As the nature of physical libraries change, and as the types of materials and services that are offered evolves, librarians at all types of libraries hear a lot about how the need for libraries is disappearing. We hear how young people don't read (um, no - ever heard of Harry Potter, Artemis Fowl, Percy Jackson, and a few others that Sarah can tell you ALL about?), how ebooks are the future and no one uses print anymore (um, again, no - surveys from different kinds of sources continues to show that most people still prefer print for extended reading). And especially fun is the bit about how young people are all technology experts and libraries know nothing about technology... SMH.
It can be pretty discouraging when people, especially in educational settings who should know better, ignore your resources and don't require their students to use them. That's OK - we will keep working with the folks who come in and continue to reach out to those that don't. But as budgets get tight, libraries look like mighty attractive targets for budget cuts - you know, because we don't bring in revenue (kind of the point, we're not here to sell resources to students) and because we don't teach students (um, you might want to rethink that one as well - the amount of clock hours of library instruction that happen at college and university libraries every year would likely shock some folks, just saying...). So the question gets asked again - "What do libraries do?"
Every librarian can go on about what we do, and the value of libraries - and given half an opportunity, we will. But a colleague shared this posting from a blog, and it answers the question so well that I will share it with you instead of giving you MY version of this speech (and apologies in advance - I have not found the attribution for this yet. When I do, I will correct the oversight)...
Dave Tyckoson, associate dean of the Henry Madden Library, California State University–Fresno, noted that the question got him thinking and he replied at length. His response synthesizes many of the answers I received, so I have quoted from it extensively. He says:
“Over the years we have stopped doing things such as filing catalog cards, revising looseleaf services, and mailing articles through interlibrary loan, but those are all pretty minor activities. And each one has been replaced with something that is the equivalent process done in a better way online. But all of those activities are just tinkering with our processes. To answer your question, I chose to look at the bigger picture of what libraries do and how that is evolving.
The way that I define libraries, we have four primary functions that we do to support our community. We have done [them] for a long time and I believe that we will continue for the foreseeable future.
1. Collecting and preserving information. No matter what the information is, what format it takes, where it comes from, or what language it is in, libraries continue to build collections of interest to their communities.

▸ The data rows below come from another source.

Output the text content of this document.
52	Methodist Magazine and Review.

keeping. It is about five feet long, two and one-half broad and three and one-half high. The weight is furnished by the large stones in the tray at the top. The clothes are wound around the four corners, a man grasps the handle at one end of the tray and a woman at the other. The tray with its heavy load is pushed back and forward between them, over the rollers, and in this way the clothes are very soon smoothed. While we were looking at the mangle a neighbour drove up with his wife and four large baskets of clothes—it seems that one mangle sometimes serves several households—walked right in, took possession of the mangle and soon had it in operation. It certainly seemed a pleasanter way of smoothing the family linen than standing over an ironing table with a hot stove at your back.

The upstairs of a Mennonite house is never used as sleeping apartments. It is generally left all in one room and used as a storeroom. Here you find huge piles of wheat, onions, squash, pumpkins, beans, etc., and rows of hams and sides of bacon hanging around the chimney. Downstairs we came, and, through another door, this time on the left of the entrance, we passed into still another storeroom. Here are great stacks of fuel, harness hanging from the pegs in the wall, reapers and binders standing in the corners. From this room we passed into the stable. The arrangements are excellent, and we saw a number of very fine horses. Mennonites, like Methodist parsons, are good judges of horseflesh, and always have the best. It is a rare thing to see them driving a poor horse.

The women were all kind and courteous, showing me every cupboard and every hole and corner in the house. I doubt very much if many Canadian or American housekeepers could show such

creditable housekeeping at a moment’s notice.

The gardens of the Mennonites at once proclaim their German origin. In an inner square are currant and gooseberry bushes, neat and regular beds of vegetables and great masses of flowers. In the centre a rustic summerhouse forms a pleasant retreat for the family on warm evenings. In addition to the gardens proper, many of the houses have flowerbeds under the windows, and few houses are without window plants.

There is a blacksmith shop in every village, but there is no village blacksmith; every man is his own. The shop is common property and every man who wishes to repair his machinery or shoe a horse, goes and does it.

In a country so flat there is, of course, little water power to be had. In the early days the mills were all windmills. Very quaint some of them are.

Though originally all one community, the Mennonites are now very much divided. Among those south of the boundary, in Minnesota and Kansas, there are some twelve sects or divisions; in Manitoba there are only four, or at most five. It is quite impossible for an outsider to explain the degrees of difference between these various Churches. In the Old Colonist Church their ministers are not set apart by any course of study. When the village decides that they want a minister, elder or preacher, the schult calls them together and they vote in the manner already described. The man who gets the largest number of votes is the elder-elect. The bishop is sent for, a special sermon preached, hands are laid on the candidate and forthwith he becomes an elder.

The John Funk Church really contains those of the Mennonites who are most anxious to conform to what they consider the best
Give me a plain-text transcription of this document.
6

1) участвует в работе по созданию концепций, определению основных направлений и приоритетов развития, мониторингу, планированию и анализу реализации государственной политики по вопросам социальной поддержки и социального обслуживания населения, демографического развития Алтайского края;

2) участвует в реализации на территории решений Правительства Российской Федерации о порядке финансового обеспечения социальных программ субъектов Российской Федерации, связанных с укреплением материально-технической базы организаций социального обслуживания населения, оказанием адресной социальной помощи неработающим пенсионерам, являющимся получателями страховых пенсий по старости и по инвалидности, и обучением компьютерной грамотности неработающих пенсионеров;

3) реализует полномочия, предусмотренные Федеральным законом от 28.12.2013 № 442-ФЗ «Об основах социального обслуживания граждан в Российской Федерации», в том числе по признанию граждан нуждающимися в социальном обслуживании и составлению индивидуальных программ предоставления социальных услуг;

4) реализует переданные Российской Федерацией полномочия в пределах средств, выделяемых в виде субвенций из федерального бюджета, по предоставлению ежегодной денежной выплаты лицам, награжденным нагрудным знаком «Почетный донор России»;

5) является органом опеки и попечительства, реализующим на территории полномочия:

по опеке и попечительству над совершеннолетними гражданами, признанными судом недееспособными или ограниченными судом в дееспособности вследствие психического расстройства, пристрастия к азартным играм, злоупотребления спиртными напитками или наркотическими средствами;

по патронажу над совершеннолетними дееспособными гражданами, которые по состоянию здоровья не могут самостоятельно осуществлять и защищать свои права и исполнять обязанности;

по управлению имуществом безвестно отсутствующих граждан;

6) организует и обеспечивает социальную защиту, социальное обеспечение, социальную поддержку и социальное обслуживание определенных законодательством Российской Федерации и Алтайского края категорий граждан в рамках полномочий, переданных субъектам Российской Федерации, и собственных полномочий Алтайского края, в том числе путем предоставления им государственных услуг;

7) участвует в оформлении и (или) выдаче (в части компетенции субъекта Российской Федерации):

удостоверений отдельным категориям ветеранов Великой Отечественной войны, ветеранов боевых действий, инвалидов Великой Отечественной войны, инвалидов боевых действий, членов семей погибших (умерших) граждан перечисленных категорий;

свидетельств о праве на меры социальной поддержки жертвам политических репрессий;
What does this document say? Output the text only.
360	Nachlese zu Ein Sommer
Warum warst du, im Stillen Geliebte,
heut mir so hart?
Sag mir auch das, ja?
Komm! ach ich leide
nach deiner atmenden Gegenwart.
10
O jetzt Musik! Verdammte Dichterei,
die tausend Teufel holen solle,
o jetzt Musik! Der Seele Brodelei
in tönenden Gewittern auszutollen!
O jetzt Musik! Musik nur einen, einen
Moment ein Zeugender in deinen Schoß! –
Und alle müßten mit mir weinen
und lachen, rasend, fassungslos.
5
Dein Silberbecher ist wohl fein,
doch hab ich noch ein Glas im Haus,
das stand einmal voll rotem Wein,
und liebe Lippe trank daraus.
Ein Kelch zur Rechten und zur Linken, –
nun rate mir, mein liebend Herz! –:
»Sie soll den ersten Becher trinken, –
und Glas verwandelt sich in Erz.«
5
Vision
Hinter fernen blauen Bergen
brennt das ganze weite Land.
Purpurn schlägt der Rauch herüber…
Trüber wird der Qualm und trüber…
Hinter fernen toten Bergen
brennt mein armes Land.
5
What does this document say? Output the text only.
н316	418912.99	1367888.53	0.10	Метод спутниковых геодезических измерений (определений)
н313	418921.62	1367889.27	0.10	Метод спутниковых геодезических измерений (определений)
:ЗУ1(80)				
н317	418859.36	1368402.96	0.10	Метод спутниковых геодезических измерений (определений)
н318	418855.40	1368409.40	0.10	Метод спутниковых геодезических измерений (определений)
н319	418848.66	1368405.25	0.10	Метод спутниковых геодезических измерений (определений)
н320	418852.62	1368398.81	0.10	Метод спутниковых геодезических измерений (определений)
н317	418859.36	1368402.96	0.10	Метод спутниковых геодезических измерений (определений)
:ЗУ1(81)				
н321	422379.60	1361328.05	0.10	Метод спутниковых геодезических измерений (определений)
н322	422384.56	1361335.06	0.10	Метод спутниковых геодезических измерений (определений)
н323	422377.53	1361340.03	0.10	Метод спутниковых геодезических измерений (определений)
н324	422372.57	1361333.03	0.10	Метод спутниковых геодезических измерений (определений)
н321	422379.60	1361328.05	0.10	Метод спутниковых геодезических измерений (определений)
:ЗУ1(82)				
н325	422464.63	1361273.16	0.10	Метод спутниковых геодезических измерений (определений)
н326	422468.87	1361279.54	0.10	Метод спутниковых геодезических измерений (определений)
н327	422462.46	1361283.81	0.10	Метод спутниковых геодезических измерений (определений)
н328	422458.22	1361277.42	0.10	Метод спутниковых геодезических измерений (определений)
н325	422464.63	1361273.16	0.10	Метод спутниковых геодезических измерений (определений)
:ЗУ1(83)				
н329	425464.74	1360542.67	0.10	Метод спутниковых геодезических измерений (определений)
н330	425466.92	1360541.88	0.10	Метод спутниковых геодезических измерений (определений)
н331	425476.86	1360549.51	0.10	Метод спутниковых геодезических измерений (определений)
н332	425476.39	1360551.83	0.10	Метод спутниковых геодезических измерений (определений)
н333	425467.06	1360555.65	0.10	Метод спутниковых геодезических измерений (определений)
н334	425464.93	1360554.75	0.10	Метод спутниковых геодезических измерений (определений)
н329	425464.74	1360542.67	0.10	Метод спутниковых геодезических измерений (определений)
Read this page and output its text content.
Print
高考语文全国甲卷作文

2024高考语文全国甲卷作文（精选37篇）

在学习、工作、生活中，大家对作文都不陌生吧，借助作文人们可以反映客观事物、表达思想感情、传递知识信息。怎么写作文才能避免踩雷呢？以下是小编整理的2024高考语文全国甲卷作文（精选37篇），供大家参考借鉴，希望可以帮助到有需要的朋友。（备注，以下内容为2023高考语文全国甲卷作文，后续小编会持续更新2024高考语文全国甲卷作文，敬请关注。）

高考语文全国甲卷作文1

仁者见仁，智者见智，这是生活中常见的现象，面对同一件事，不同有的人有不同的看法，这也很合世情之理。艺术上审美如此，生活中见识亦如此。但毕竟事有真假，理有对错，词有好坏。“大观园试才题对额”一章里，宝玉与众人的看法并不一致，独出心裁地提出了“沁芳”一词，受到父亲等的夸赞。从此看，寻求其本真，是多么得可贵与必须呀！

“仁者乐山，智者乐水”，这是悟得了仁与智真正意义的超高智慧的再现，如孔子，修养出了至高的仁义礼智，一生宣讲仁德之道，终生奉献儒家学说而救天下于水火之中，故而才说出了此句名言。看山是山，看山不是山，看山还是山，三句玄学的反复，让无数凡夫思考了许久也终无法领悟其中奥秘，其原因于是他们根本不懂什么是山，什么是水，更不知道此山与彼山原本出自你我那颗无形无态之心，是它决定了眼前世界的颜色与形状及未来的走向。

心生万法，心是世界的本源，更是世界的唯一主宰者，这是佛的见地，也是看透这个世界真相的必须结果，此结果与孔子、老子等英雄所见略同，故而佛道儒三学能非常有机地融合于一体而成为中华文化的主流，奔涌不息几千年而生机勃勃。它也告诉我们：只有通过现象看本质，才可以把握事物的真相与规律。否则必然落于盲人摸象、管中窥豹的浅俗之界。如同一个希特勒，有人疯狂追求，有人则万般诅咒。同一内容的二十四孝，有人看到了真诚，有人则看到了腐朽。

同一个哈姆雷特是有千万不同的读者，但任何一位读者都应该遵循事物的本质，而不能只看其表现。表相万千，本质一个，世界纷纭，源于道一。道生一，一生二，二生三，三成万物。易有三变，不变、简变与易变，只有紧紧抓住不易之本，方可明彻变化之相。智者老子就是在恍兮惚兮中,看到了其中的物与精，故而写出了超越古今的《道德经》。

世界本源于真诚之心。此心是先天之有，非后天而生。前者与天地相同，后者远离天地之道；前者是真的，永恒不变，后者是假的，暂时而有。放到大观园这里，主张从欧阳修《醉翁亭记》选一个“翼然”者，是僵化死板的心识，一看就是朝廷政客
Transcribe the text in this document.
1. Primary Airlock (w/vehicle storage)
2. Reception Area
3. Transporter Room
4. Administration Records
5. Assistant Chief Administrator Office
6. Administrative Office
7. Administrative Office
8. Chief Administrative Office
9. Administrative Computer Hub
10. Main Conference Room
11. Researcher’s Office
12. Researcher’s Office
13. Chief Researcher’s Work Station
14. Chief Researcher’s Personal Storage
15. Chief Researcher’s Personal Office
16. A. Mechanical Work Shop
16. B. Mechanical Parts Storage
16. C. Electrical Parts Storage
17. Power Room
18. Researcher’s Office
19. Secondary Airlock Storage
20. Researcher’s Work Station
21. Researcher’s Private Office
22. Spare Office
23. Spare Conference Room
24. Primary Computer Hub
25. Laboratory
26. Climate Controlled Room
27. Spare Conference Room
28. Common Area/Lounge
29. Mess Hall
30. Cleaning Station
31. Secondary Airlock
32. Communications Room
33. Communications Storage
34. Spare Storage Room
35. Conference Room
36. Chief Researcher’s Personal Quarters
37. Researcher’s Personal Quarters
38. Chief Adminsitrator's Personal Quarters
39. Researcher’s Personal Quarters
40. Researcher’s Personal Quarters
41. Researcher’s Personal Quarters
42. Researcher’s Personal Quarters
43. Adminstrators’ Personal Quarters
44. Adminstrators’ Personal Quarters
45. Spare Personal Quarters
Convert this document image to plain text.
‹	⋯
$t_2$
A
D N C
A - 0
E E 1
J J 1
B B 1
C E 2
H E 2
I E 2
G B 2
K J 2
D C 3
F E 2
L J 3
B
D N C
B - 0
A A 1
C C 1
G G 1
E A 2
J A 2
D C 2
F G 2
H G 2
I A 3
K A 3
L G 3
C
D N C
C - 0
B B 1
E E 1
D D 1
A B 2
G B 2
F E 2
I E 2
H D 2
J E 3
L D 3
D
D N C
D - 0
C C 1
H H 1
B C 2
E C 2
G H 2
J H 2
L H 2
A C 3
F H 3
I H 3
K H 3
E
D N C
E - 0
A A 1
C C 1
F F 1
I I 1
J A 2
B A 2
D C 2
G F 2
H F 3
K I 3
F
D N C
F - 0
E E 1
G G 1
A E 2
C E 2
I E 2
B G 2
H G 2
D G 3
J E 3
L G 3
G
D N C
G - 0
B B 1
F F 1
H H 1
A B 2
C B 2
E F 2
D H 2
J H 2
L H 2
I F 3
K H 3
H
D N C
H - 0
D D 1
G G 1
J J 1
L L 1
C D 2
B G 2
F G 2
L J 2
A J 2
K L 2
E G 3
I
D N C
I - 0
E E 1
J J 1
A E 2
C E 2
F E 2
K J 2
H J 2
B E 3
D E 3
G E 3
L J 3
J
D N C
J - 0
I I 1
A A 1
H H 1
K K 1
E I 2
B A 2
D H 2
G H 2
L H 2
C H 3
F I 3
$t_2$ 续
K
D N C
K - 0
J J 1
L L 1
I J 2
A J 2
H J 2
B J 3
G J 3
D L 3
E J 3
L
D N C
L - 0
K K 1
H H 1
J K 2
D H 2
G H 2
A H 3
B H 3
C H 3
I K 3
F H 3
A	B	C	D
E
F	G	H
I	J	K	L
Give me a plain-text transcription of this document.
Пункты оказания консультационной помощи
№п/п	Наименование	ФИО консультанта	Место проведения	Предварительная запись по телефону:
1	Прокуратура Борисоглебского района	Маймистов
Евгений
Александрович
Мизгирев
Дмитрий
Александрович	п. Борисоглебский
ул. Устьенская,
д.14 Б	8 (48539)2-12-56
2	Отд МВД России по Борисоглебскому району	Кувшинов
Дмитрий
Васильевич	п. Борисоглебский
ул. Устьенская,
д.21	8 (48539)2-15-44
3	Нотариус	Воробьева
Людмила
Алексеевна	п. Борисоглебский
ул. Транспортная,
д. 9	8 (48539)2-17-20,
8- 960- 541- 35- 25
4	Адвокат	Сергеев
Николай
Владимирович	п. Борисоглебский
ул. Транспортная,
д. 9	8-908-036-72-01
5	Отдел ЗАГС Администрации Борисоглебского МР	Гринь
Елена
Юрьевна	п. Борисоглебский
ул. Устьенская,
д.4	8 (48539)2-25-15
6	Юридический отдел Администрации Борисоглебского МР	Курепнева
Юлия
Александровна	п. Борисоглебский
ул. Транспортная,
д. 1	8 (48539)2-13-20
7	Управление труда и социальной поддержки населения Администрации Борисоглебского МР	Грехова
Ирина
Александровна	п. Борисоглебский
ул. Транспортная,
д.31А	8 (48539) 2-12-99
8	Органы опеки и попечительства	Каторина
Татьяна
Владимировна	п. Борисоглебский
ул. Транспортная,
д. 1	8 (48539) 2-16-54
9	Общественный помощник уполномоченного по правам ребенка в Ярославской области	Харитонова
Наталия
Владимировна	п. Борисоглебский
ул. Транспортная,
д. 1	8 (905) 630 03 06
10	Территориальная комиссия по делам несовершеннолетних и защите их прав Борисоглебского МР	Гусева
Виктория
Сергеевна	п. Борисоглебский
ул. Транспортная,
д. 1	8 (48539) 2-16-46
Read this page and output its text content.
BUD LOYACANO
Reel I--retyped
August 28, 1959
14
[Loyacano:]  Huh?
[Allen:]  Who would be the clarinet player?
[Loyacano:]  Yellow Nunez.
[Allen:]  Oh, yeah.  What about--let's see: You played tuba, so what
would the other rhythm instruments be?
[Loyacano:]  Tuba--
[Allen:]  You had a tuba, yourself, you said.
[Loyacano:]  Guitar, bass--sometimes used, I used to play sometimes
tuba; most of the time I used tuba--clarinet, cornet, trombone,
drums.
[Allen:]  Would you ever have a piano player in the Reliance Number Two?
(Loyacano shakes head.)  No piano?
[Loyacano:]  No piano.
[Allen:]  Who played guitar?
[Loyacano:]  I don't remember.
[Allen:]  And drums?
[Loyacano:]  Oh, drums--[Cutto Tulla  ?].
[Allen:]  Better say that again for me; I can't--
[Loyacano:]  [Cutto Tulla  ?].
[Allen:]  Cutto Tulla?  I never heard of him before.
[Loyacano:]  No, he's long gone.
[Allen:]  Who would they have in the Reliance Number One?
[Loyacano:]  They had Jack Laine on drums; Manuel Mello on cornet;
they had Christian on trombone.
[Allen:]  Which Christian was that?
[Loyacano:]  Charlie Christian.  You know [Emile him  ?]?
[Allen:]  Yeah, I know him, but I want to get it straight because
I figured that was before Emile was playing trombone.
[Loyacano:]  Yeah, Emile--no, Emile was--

2. Organizing information. What began as simple (yet effective) author lists of books now includes MARC records, FRBR, RDA, and metadata. How we organize information has changed significantly, but I see no time in the future when librarians will stop organizing the information in their collections.
3. Assisting users. Whether we call it reference or research or just plain help, librarians provide personal service to make sure that each person finds the information that meets his or her needs. Whether it is an individual or a group; through face-to-face, telephone, email, or chat assistance; finding a single document or researching a broad subject area; librarians are there to help. This is the service that personalizes the library for members of the community. As long as libraries serve communities, people in those communities will want help—and librarians will be there to provide it.
4. Promoting information unique to the community. This is the newest function of libraries, having begun in earnest only in the last two decades. This area also reflects a change in what is valued in the collections that libraries build. In olden times, when information was relatively scarce and hard to find, the library was often the single source for information for the community. In today’s world, where information is abundant and instantly available, it is the unique information in the collection that has the greatest value. Librarians are the ones digitizing these resources and making them available to the rest of the world. Commercially published books, journals, videos, and music can easily be replaced, but this local information cannot. This role is not only not going away, it is becoming increasingly important. [This is more of a function at universities, where institutional repositories are more common, though I expect to see it at our level as things continue to develop]
I do not see any of [these] as something that we will stop doing. We will continue to build collections, we will continue to organize collections and develop access tools for them, we will continue to help people seeking information, and we will increasingly digitize and promote local information. How we do those things will vary over time, but that we do them will not. We will probably purchase less published information and spend less time cataloging it, but we will increase our efforts in helping people find and use it and will definitely do more to digitize and promote local information. Tomorrow’s tools will look as different from the ones we use today as the iPad is from the card catalog. But tools are not what is really important.”